Is there any decent chance of finding any flatties on the gulf side this time of year(Jan.)?

Thanks in advance.


----------



## mekell (Sep 27, 2007)

They are probably on the reefs and wrecks.


----------



## jigmaster (Oct 27, 2007)

Thing is 99% of the Giggers think they are all gone out to sea and only to return in the Spring.....

That leaves us 1% er Giggers .....they are not all gone you will not find it as productive as the hieght of the season ie: (like shooting Ducks in a barrel) this is where experience and determination come in.

This time of year you will have to layer up on the clothes and be prepaired to get skunked 3 nights out of 5 .
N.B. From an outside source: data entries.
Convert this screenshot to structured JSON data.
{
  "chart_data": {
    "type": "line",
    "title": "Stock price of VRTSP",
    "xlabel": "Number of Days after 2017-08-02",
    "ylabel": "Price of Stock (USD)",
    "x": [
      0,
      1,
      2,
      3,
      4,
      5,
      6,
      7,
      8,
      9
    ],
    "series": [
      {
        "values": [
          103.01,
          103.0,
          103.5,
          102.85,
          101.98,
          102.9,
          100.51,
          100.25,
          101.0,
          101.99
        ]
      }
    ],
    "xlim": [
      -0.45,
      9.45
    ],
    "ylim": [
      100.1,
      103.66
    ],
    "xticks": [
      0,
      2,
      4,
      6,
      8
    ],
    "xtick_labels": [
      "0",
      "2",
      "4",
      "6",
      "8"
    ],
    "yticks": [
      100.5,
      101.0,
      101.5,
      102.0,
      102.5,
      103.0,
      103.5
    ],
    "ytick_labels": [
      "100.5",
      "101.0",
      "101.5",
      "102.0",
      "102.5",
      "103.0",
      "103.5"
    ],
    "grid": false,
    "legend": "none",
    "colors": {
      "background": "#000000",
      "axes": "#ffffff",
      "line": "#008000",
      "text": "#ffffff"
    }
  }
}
I'm sure you have heard Fish till it hurts then fish some more. This is the case, you may go 4-5 hours seeing not even a bait fish as it appears to be the wasteland.You may even second guess yourself thinking what am i thinking freezing my azz for nothing (I could be home in my warm bed)this may be.... but so-what this is putting your time in- look at it as an oportunity to learn new area's. You may strike gold but probably not._I_ have gotten my biggest Flounder on thecoldest of nights!

A good pair of neoprene gloves and maybe some Brandyis also a plus.


----------



## Shiznik (Feb 24, 2008)

Right now, I'd look for the ones on ice! lol!

Good luck!

Chris


----------



## jigmaster (Oct 27, 2007)

Doh! 

I just Gigged another one.


----------



## Midnight Rider (Sep 30, 2007)

Im not going out there and freeze my ass off just to prove a point but!!!! I have gigged flounder 12 months out of the year here in our area. The flounder that Ihave giggedon the milder nights during Dec, Jan, Feb, are legal but small........If you get a 14 incherit'susually the monster of the night. The winter months usually offer the best water clarity. You can see bottom well out beyond the tips of the piers that in the summer months would not be possible. Im no expert but from what I gather the small flounder "males" do not make the voyage out to the gulf to spawn but remain inshore to offer themselves up to anyone willing to bundle up a little and set there stuborn beliefs asside who think that you can only gigg a flounder on a cold spell in November.


----------



## jigmaster (Oct 27, 2007)

Good observation M/R !!!


----------